Suppose I have the following dataframe :
df <- data.frame(A=c(1,2,3),B=c("a","b","c"),C=c(2,1,3),D=c(1,2,3),E=c("a","b","c"),F=c(1,2,3))
> df
A B C D E F
1 1 a 2 1 a 1
2 2 b 1 2 b 2
3 3 c 3 3 c 3
I want to filter out the columns that are identical. I know that I can do it with
DuplCols <- df[duplicated(as.list(df))]
UniqueCols <- df[ ! duplicated(as.list(df))]

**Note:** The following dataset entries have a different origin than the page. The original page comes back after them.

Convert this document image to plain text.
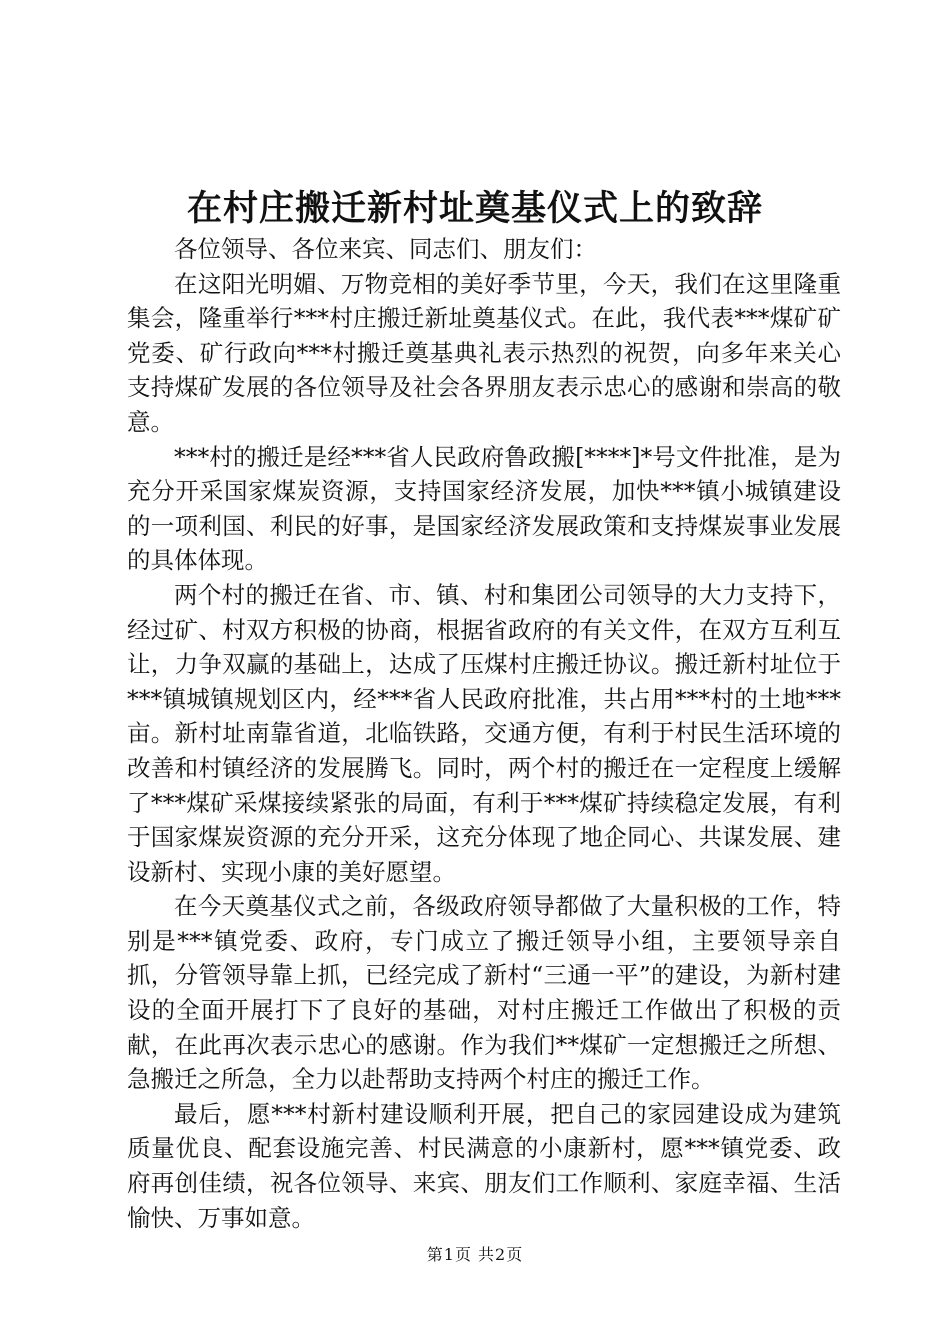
在村庄搬迁新村址奠基仪式上的致辞

各位领导、各位来宾、同志们、朋友们：

在这阳光明媚、万物竞相的美好季节里，今天，我们在这里隆重集会，隆重举行***村庄搬迁新址奠基仪式。在此，我代表***煤矿矿党委、矿行政向***村搬迁奠基典礼表示热烈的祝贺，向多年来关心支持煤矿发展的各位领导及社会各界朋友表示忠心的感谢和崇高的敬意。

***村的搬迁是经***省人民政府鲁政搬[****]*号文件批准，是为充分开采国家煤炭资源，支持国家经济发展，加快***镇小城镇建设的一项利国、利民的好事，是国家经济发展政策和支持煤炭事业发展的具体体现。

两个村的搬迁在省、市、镇、村和集团公司领导的大力支持下，经过矿、村双方积极的协商，根据省政府的有关文件，在双方互利互让，力争双赢的基础上，达成了压煤村庄搬迁协议。搬迁新村址位于***镇城镇规划区内，经***省人民政府批准，共占用***村的土地***亩。新村址南靠省道，北临铁路，交通方便，有利于村民生活环境的改善和村镇经济的发展腾飞。同时，两个村的搬迁在一定程度上缓解了***煤矿采煤接续紧张的局面，有利于***煤矿持续稳定发展，有利于国家煤炭资源的充分开采，这充分体现了地企同心、共谋发展、建设新村、实现小康的美好愿望。

在今天奠基仪式之前，各级政府领导都做了大量积极的工作，特别是***镇党委、政府，专门成立了搬迁领导小组，主要领导亲自抓，分管领导靠上抓，已经完成了新村“三通一平”的建设，为新村建设的全面开展打下了良好的基础，对村庄搬迁工作做出了积极的贡献，在此再次表示忠心的感谢。作为我们**煤矿一定想搬迁之所想、急搬迁之所急，全力以赴帮助支持两个村庄的搬迁工作。

最后，愿***村新村建设顺利开展，把自己的家园建设成为建筑质量优良、配套设施完善、村民满意的小康新村，愿***镇党委、政府再创佳绩，祝各位领导、来宾、朋友们工作顺利、家庭幸福、生活愉快、万事如意。

第1页 共2页
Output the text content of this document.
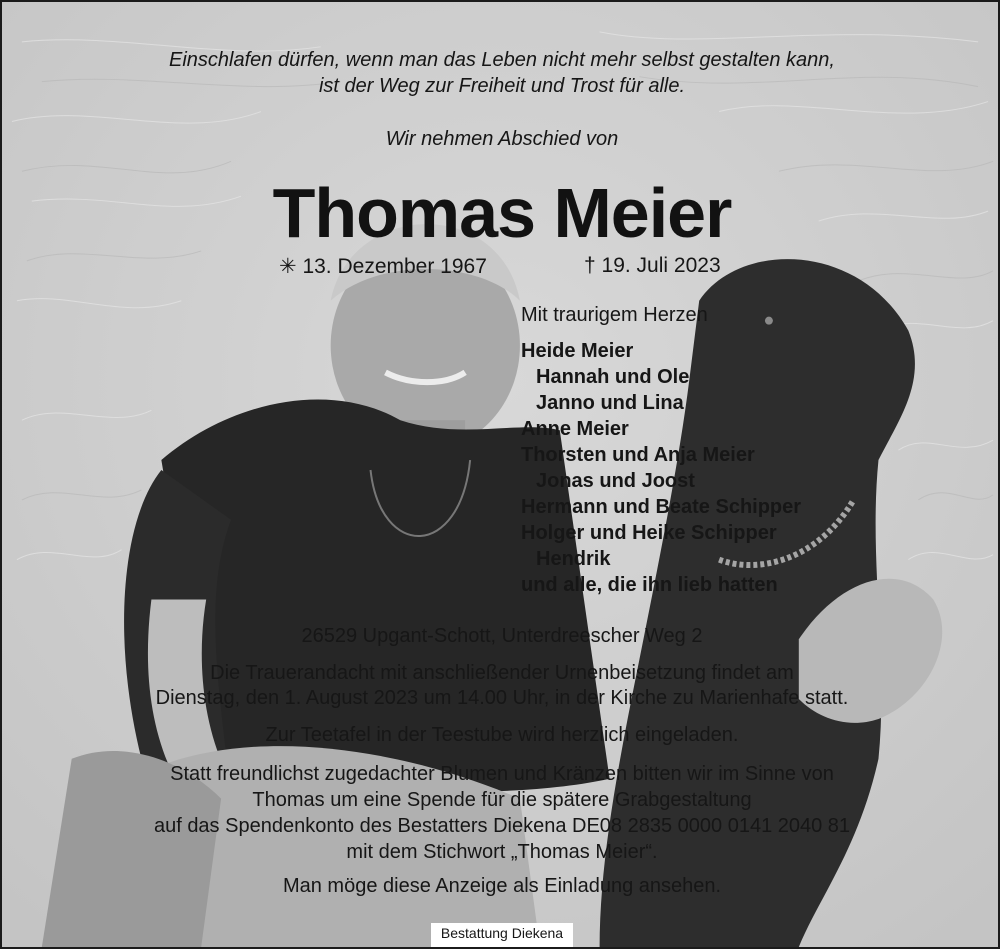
Einschlafen dürfen, wenn man das Leben nicht mehr selbst gestalten kann,
ist der Weg zur Freiheit und Trost für alle.
Wir nehmen Abschied von
Thomas Meier
✳ 13. Dezember 1967	† 19. Juli 2023
Mit traurigem Herzen
Heide Meier
Hannah und Ole
Janno und Lina
Anne Meier
Thorsten und Anja Meier
Jonas und Joost
Hermann und Beate Schipper
Holger und Heike Schipper
Hendrik
und alle, die ihn lieb hatten
26529 Upgant-Schott, Unterdreescher Weg 2
Die Trauerandacht mit anschließender Urnenbeisetzung findet am
Dienstag, den 1. August 2023 um 14.00 Uhr, in der Kirche zu Marienhafe statt.
Zur Teetafel in der Teestube wird herzlich eingeladen.
Statt freundlichst zugedachter Blumen und Kränzen bitten wir im Sinne von
Thomas um eine Spende für die spätere Grabgestaltung
auf das Spendenkonto des Bestatters Diekena DE08 2835 0000 0141 2040 81
mit dem Stichwort „Thomas Meier“.
Man möge diese Anzeige als Einladung ansehen.
Bestattung Diekena
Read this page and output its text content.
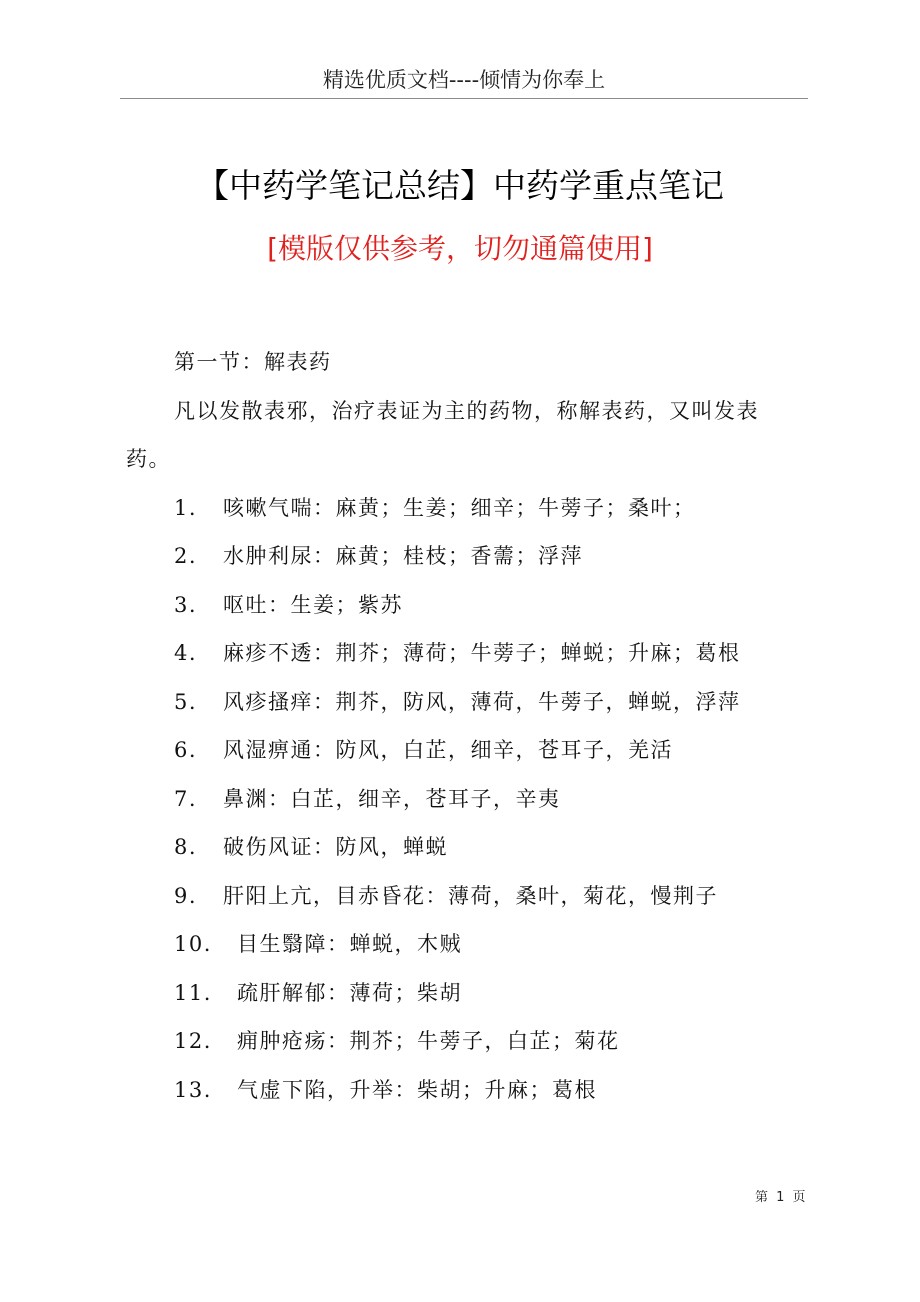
精选优质文档----倾情为你奉上
【中药学笔记总结】中药学重点笔记
[模版仅供参考，切勿通篇使用]

第一节：解表药

凡以发散表邪，治疗表证为主的药物，称解表药，又叫发表药。

1. 咳嗽气喘：麻黄；生姜；细辛；牛蒡子；桑叶；
2. 水肿利尿：麻黄；桂枝；香薷；浮萍
3. 呕吐：生姜；紫苏
4. 麻疹不透：荆芥；薄荷；牛蒡子；蝉蜕；升麻；葛根
5. 风疹搔痒：荆芥，防风，薄荷，牛蒡子，蝉蜕，浮萍
6. 风湿痹通：防风，白芷，细辛，苍耳子，羌活
7. 鼻渊：白芷，细辛，苍耳子，辛夷
8. 破伤风证：防风，蝉蜕
9. 肝阳上亢，目赤昏花：薄荷，桑叶，菊花，慢荆子
10. 目生翳障：蝉蜕，木贼
11. 疏肝解郁：薄荷；柴胡
12. 痈肿疮疡：荆芥；牛蒡子，白芷；菊花
13. 气虚下陷，升举：柴胡；升麻；葛根
第 1 页
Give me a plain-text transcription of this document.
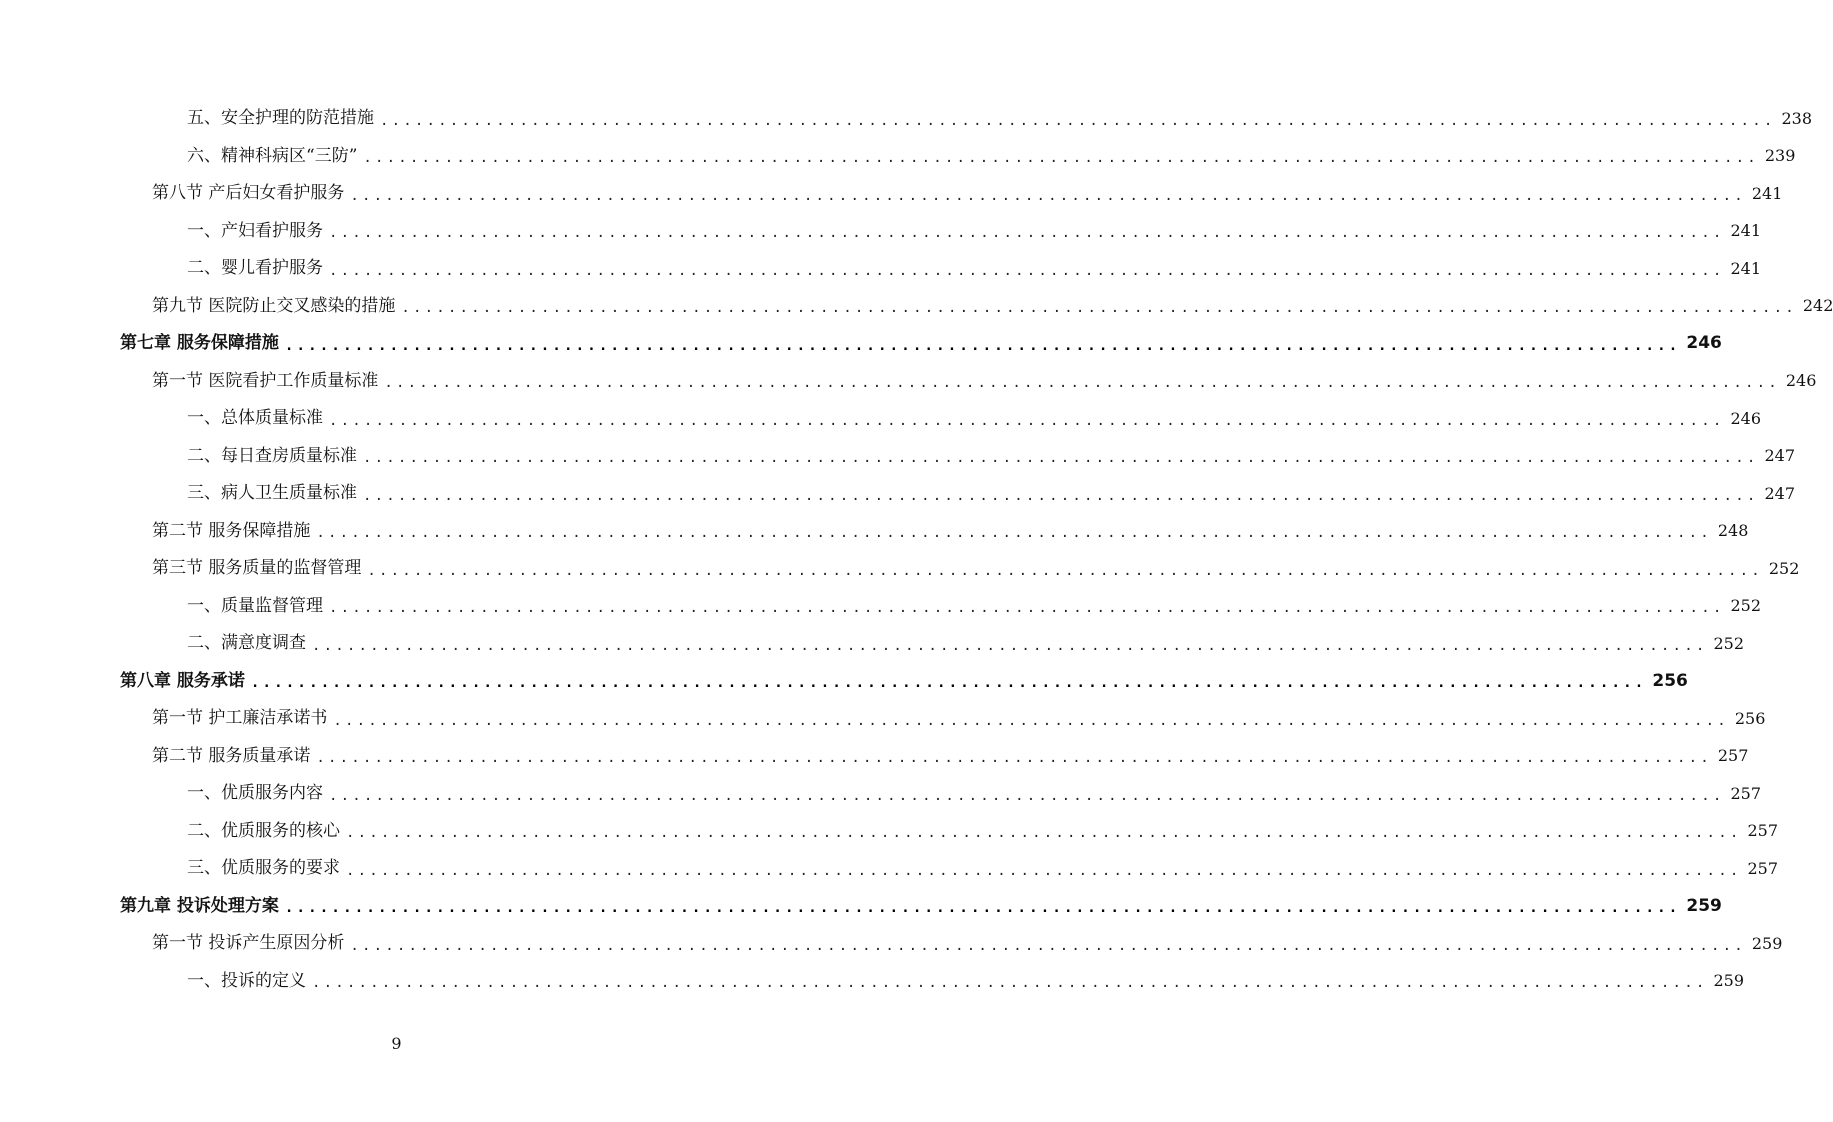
五、安全护理的防范措施 ........................................................................................................................ 238
六、精神科病区“三防” ........................................................................................................................ 239
第八节 产后妇女看护服务 ........................................................................................................................ 241
一、产妇看护服务 ........................................................................................................................ 241
二、婴儿看护服务 ........................................................................................................................ 241
第九节 医院防止交叉感染的措施 ........................................................................................................................ 242
第七章 服务保障措施 ........................................................................................................................ 246
第一节 医院看护工作质量标准 ........................................................................................................................ 246
一、总体质量标准 ........................................................................................................................ 246
二、每日查房质量标准 ........................................................................................................................ 247
三、病人卫生质量标准 ........................................................................................................................ 247
第二节 服务保障措施 ........................................................................................................................ 248
第三节 服务质量的监督管理 ........................................................................................................................ 252
一、质量监督管理 ........................................................................................................................ 252
二、满意度调查 ........................................................................................................................ 252
第八章 服务承诺 ........................................................................................................................ 256
第一节 护工廉洁承诺书 ........................................................................................................................ 256
第二节 服务质量承诺 ........................................................................................................................ 257
一、优质服务内容 ........................................................................................................................ 257
二、优质服务的核心 ........................................................................................................................ 257
三、优质服务的要求 ........................................................................................................................ 257
第九章 投诉处理方案 ........................................................................................................................ 259
第一节 投诉产生原因分析 ........................................................................................................................ 259
一、投诉的定义 ........................................................................................................................ 259
9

In the real world my dataframe has more than 500 columns and I do not know how many identical columns of the same kind I have and I do not know the names of the columns. However, each columnname is unique (as in df
). My desired result is (optimally) a dataframe where in each row the column names of the identical columns of one kind are stored. The number of columns in the DesiredResult
dataframe is the maximal number of identical columns of one kind in the original dataframe and if there are less identical columns of another kind, NA
should be stored:
> DesiredResult
X1 X2 X3
1 A D F
2 B E NA
3 C NA NA
(With "identical column of the same kind" I mean the following: in df
the columns A
, D
, F
are identical columns of the same kind and B
, E
are identical columns of the same kind.)